Price volatility on commodity crops has caused fluctuations in multi-peril crop insurance direct premiums written, and in 2017, direct premiums written declined to $10.1 billion in 2017, after peaking at $12.4 billion in 2011. Prices for each of the top five crops (excluding cotton) in the last five years have declined more than 20%. The renegotiated Standard Reinsurance Agreement in 2011 between the Federal Crop Insurance Corporation (FCIC) and insurance companies also has had a direct impact on private insurers’ crop insurance profitability, although yields and commodity prices helped the sector’s underwriting performance in 2016 and 2017. The sector’s combined ratio in 2017 deteriorated slightly to 84.1, compared with a combined ratio of 81.7 in 2016.
However, the renegotiated standard reinsurance agreement, a large number of drought claims in 2012 and 2013 and price declines in 2013-2015 led to four years of underwriting losses leading up to 2016.
The market has undergone significant consolidation, as it has become a way for larger insurers without multi-peril crop insurance business to improve diversification, while those with crop insurance operations see mergers and acquisitions as a way to diversify geographically and improve economies of scale. Pricing for multi-peril crop reinsurance remains competitive with favorable terms and conditions, and capacity continues to grow. Reinsurers with excess capacity and experience in the crop insurance market have purchased approved crop insurance providers to maintain or grow their crop premiums. Scale has become increasingly important in the crop insurance market, and those that lack it may continue to seek alternative options.

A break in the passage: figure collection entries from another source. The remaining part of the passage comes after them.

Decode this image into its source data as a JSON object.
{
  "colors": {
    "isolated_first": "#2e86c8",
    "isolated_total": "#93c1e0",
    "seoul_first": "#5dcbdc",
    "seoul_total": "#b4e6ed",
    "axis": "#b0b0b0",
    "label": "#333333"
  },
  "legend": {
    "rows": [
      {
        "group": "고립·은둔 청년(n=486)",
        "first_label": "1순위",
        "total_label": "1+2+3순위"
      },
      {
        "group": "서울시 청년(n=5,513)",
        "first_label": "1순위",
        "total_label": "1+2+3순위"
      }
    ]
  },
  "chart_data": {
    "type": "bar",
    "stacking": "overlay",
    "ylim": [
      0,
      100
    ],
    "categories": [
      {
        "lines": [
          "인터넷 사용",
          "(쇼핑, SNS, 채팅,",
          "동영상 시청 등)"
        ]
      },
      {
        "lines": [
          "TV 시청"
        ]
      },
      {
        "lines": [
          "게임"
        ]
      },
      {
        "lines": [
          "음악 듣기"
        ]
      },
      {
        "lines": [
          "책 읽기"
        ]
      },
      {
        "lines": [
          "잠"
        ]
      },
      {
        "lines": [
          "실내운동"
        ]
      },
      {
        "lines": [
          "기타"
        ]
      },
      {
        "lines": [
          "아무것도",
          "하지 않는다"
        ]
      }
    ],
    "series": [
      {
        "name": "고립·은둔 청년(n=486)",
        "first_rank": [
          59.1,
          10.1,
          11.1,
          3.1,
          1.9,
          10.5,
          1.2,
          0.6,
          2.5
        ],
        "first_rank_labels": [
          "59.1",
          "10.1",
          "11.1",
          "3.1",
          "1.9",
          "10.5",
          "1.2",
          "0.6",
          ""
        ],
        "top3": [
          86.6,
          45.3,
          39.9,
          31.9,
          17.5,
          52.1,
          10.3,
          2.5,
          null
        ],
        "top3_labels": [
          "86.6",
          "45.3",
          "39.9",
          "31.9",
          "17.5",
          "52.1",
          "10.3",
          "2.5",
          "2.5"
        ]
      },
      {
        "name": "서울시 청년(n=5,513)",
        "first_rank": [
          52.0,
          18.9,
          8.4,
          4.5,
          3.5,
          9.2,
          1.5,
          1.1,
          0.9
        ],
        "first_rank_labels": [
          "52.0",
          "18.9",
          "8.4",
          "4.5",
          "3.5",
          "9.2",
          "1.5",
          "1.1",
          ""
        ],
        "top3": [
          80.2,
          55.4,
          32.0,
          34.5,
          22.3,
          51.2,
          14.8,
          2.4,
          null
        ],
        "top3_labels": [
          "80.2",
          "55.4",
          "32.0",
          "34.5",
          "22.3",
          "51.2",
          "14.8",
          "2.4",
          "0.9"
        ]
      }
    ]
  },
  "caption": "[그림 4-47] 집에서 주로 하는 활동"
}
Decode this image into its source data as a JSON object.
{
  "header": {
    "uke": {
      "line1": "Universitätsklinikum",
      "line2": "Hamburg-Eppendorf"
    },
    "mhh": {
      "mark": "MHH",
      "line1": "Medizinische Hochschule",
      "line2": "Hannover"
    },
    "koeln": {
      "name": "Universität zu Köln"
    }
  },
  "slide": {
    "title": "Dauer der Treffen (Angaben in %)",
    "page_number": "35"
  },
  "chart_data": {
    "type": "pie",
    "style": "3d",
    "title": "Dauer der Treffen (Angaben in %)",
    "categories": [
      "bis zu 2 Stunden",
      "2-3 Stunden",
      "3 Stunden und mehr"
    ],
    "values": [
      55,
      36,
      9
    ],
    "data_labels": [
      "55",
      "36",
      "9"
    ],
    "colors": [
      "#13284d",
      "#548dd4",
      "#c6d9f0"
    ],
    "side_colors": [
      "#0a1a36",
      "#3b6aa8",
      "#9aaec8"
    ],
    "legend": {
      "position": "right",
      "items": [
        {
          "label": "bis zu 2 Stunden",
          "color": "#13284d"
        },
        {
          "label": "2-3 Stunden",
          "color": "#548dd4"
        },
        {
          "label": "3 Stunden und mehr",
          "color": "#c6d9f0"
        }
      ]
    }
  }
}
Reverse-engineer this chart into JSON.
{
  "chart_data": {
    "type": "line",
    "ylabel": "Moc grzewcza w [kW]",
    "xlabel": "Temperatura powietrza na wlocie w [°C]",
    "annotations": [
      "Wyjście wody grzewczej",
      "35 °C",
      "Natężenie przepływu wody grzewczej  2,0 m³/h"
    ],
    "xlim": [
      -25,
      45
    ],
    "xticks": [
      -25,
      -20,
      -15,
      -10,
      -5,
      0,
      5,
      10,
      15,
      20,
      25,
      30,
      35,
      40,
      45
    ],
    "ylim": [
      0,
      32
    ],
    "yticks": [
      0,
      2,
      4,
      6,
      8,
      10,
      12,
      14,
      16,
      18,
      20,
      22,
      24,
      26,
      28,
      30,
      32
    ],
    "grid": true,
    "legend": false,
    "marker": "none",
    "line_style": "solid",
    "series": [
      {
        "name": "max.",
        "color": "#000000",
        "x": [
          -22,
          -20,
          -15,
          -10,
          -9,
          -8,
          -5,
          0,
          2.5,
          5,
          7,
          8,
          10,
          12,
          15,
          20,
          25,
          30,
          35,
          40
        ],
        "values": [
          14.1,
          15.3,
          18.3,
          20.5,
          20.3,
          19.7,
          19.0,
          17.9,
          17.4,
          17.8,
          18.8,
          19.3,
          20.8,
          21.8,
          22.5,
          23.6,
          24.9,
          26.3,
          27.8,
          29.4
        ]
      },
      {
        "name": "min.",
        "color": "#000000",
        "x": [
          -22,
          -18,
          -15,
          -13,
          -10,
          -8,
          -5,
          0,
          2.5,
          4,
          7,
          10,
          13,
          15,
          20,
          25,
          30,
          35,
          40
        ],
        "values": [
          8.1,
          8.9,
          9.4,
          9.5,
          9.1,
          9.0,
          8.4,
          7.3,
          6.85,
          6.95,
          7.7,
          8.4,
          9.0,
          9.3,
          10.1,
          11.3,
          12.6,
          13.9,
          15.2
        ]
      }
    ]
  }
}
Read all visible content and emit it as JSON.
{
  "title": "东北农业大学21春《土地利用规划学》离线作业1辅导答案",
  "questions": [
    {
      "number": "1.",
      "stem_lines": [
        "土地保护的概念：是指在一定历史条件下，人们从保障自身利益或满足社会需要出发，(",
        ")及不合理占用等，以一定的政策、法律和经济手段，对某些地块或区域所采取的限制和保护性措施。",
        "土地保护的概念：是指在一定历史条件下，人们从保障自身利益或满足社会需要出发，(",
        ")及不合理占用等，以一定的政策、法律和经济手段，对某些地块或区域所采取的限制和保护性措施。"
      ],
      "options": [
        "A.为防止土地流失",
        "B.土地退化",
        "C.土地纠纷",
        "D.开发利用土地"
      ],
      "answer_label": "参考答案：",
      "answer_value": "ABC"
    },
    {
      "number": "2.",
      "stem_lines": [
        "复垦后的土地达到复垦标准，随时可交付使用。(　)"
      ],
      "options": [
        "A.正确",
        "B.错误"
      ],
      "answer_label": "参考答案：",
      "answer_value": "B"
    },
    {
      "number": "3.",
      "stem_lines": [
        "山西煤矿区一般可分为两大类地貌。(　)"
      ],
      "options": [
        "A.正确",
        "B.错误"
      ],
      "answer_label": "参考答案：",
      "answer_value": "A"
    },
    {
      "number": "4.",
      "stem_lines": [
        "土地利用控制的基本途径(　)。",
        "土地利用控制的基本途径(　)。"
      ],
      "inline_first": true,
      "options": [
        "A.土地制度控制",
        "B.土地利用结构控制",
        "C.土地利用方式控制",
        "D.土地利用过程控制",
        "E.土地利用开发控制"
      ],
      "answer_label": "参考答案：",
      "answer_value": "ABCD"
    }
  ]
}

Despite the market headwinds and the threat of new legislation, A.M. Best views favorably primary and reinsurance multi-peril crop insurance businesses. The marriage of insurers and agricultural technology firms also is allowing farmers and insurers to gather more data, optimize yields and customize products. The results are higher yields and greater efficiency for farmers, less risk and lower claims-handling costs for insurers, and more automation for both parties.